Stages of engagement

There are three stages at which to break down organisational silos and encourage connections and a collective vision.

Briefing stage: Listen to people about what they want in the building after setting out clear parameters of what is possible.

Implementation stage: Invite people to participate even if the design is fixed as there are other opportunities to engage people.

Evaluation stage: Reflect on the project successes as well as end users’ concerns about the post-occupancy phase. 

Part of this shift to engage staff with their workplace includes treating them as customers. 

“We have a lot to learn from the experience economy,” said Katsikakis. “How much does as cup of coffee really cost? We pay five dollars a coffee for the experience. We recognise in the choices we make in our lives as consumers how much experience matters.”


What this means for workplaces, especially when employees have the choice to work from home, is that they need to be on-demand and flexible, and able to support individuals and corporations.


“When we choose to come into the office, we don’t want to sit at rows of grey desks,” said Katsikakis.

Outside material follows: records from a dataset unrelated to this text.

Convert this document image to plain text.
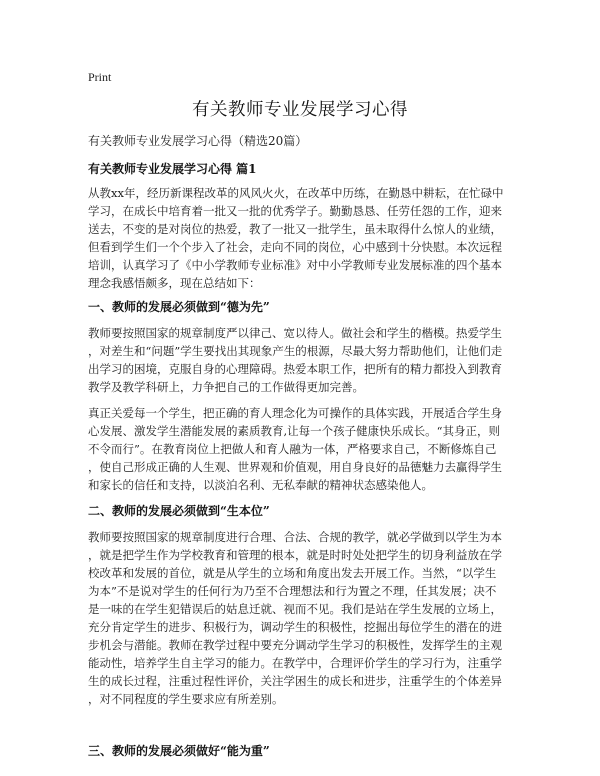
Print
有关教师专业发展学习心得
有关教师专业发展学习心得（精选20篇）
有关教师专业发展学习心得 篇1
从教xx年，经历新课程改革的风风火火，在改革中历练，在勤恳中耕耘，在忙碌中
学习，在成长中培育着一批又一批的优秀学子。勤勤恳恳、任劳任怨的工作，迎来
送去，不变的是对岗位的热爱，教了一批又一批学生，虽未取得什么惊人的业绩，
但看到学生们一个个步入了社会，走向不同的岗位，心中感到十分快慰。本次远程
培训，认真学习了《中小学教师专业标准》对中小学教师专业发展标准的四个基本
理念我感悟颇多，现在总结如下：
一、教师的发展必须做到“德为先”
教师要按照国家的规章制度严以律己、宽以待人。做社会和学生的楷模。热爱学生
，对差生和“问题”学生要找出其现象产生的根源，尽最大努力帮助他们，让他们走
出学习的困境，克服自身的心理障碍。热爱本职工作，把所有的精力都投入到教育
教学及教学科研上，力争把自己的工作做得更加完善。
真正关爱每一个学生，把正确的育人理念化为可操作的具体实践，开展适合学生身
心发展、激发学生潜能发展的素质教育,让每一个孩子健康快乐成长。“其身正，则
不令而行”。在教育岗位上把做人和育人融为一体，严格要求自己，不断修炼自己
，使自己形成正确的人生观、世界观和价值观，用自身良好的品德魅力去赢得学生
和家长的信任和支持，以淡泊名利、无私奉献的精神状态感染他人。
二、教师的发展必须做到“生本位”
教师要按照国家的规章制度进行合理、合法、合规的教学，就必学做到以学生为本
，就是把学生作为学校教育和管理的根本，就是时时处处把学生的切身利益放在学
校改革和发展的首位，就是从学生的立场和角度出发去开展工作。当然，“以学生
为本”不是说对学生的任何行为乃至不合理想法和行为置之不理，任其发展；决不
是一味的在学生犯错误后的姑息迁就、视而不见。我们是站在学生发展的立场上，
充分肯定学生的进步、积极行为，调动学生的积极性，挖掘出每位学生的潜在的进
步机会与潜能。教师在教学过程中要充分调动学生学习的积极性，发挥学生的主观
能动性，培养学生自主学习的能力。在教学中，合理评价学生的学习行为，注重学
生的成长过程，注重过程性评价，关注学困生的成长和进步，注重学生的个体差异
，对不同程度的学生要求应有所差别。
三、教师的发展必须做好“能为重”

People want to have meaningful engagement with others to help drive creativity but also be able to disconnect, focus and recharge. 


There is a large degree of customisability of spaces for individuals in all of the above. Katsikakis gave the example of a three-year-old child who uses Alexa at home. What will she expect when she joins the workforce? 

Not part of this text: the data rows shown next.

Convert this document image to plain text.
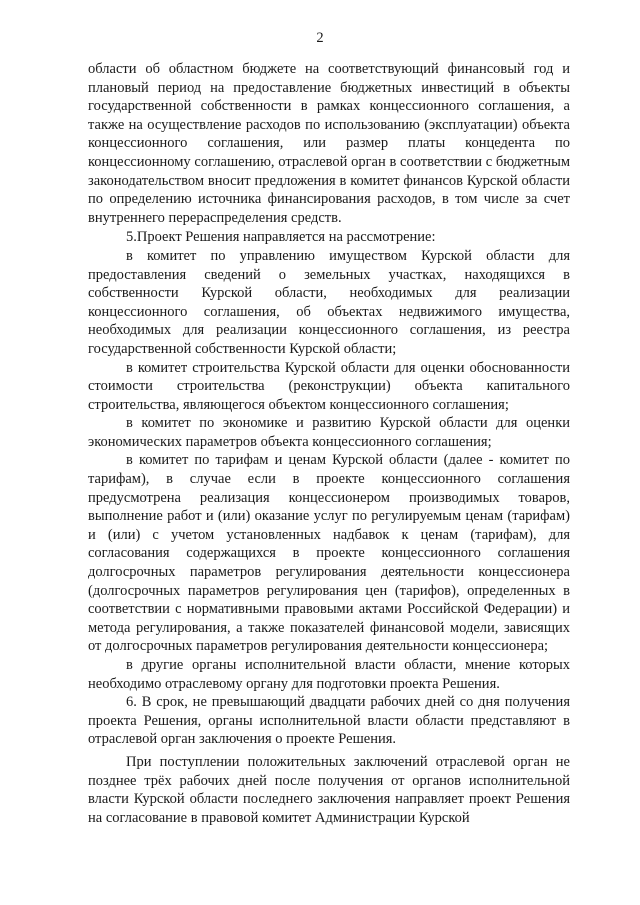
2

области об областном бюджете на соответствующий финансовый год и плановый период на предоставление бюджетных инвестиций в объекты государственной собственности в рамках концессионного соглашения, а также на осуществление расходов по использованию (эксплуатации) объекта концессионного соглашения, или размер платы концедента по концессионному соглашению, отраслевой орган в соответствии с бюджетным законодательством вносит предложения в комитет финансов Курской области по определению источника финансирования расходов, в том числе за счет внутреннего перераспределения средств.

5.Проект Решения направляется на рассмотрение:

в комитет по управлению имуществом Курской области для предоставления сведений о земельных участках, находящихся в собственности Курской области, необходимых для реализации концессионного соглашения, об объектах недвижимого имущества, необходимых для реализации концессионного соглашения, из реестра государственной собственности Курской области;

в комитет строительства Курской области для оценки обоснованности стоимости строительства (реконструкции) объекта капитального строительства, являющегося объектом концессионного соглашения;

в комитет по экономике и развитию Курской области для оценки экономических параметров объекта концессионного соглашения;

в комитет по тарифам и ценам Курской области (далее - комитет по тарифам), в случае если в проекте концессионного соглашения предусмотрена реализация концессионером производимых товаров, выполнение работ и (или) оказание услуг по регулируемым ценам (тарифам) и (или) с учетом установленных надбавок к ценам (тарифам), для согласования содержащихся в проекте концессионного соглашения долгосрочных параметров регулирования деятельности концессионера (долгосрочных параметров регулирования цен (тарифов), определенных в соответствии с нормативными правовыми актами Российской Федерации) и метода регулирования, а также показателей финансовой модели, зависящих от долгосрочных параметров регулирования деятельности концессионера;

в другие органы исполнительной власти области, мнение которых необходимо отраслевому органу для подготовки проекта Решения.

6. В срок, не превышающий двадцати рабочих дней со дня получения проекта Решения, органы исполнительной власти области представляют в отраслевой орган заключения о проекте Решения.

При поступлении положительных заключений отраслевой орган не позднее трёх рабочих дней после получения от органов исполнительной власти Курской области последнего заключения направляет проект Решения на согласование в правовой комитет Администрации Курской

“She certainly won’t put up with temperature and lighting she doesn’t like,” said Katsikakis. “She’s going to think of the environment as a theatre set-up that’s reconfigurable to adjust to the demands of the people using the space.”


The proliferation of technology is particularly exciting from a facilities or workplace manager’s perspective. Buildings are communicating with managers and the continuous streams of data allow for redesigns and flexibility in real-time responses to organisational needs. 


Technology is providing FMs with insights and abilities to improve occupants’ experiences, but as AI becomes more pervasive, emotional intelligence should be prized, said Colleen Conklin, director of research at Sodexo.


Drawing on work by psychologists Daniel Goleman and Cary Cooper, Conklin stressed the value of emotionally and socially intelligent leadership, noting that it should lead workplace management.


The four domains of emotional intelligence include:

Self-awareness: Understanding your own internal states, preferences, resources, and intuitions. 

Self-management: Managing your own internal states, impulses, and resources.

Social awareness: Understanding how others handle relationships and being aware aware of their feelings, needs and concerns.

Relationship management: Being able to induce desirable responses in others. 


The emotionally intelligent workplace

Conklin contended that by focusing on the above, a holistic workplace could be created to include space for employees to express their emotions, collaborate and have honest conversations. They can give their best selves and employers will benefit from this too.


FMs role in all of this is to be “leaders of change management… and understand the needs of the people we service”, said Conklin. They need to become familiar with the space where “human assets meet physical assets” to discover the “touch points” that make the workplace experience favourable.


What we measure and how we do it have changed, said Katsikakis. “Rather than decreasing the cost of things, we’re looking at how we’re actually decreasing things that matter. Reduce wasted space, absenteeism, wasted time, stress, outdated policies, and instead increase choice, well-being, engagement, ideas, collaboration.”

She said this means emphasis will be on shared services, amenities and experiences, and real-time data to demonstrate the value these have on performance. “Within that, FM becomes this conductor, this facilitator of that whole experience.” 


The workplaces that staff need, experts will tell you, are those that allow them to engage creatively with the space and the people in it. They should provide comfort and stimulation as well as room for collaboration and solitude. That’s a lot of pressure to place on designers and FMs, but as with all progress, gradual change implemented with employees’ feedback and analysed data will smooth the transition.